You raise a really good point about mdbook in that it tends to promote lengthier documents when a shorter one would suffice. I guess the only way to counteract that tendency is by having conciseness as a goal and being quite aggressive about it during code review?

The point about having documentation for previous versions is quite a good one. Using rustdoc essentially gives tutorial versioning to you for free, whereas mdbook tends to promote a "living" document which reflects how things are done on the current master (not latest release). Although with the popularity of tools like cargo outdated I would question how common it is to be stuck on an older version of a library?

Also, having to prefix every line with //! and having Rust syntax highlighting when you're writing Markdown might get annoying.

Regardless of whether we use mdbook or rustdoc, the tutorial will probably consist of a handful of Markdown pages (one big page might get a bit hard to maintain?) and switching between the two will be a case of inserting/removing //! from the start of every line.

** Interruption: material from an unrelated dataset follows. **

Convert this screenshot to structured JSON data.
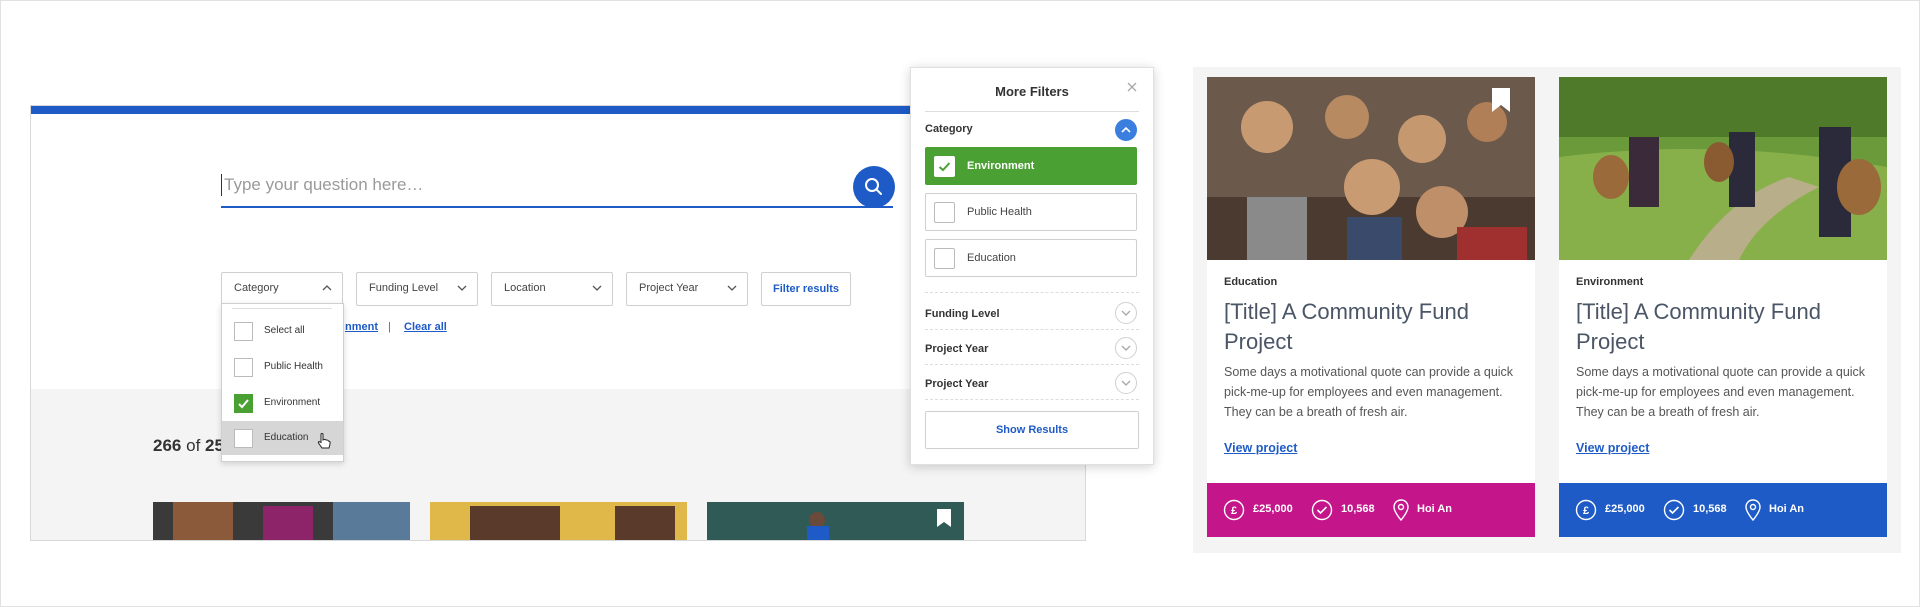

In terms of the tutorial itself, is there an outline of the areas we'd like to touch on? The original blog post gives us a strong foundation to build from, although looking at the API docs there's quite a large ecosystem of crates which can be plugged into spirit to provide nice things (dipstick, reqwest, hyper, etc).

Also, in general how does spirit work with existing tools like systemd? I'm guessing you'd just need to write a small systend unit file and everything would Just Work, but it's worth mentioning how to install spirit applications as an OS-level service.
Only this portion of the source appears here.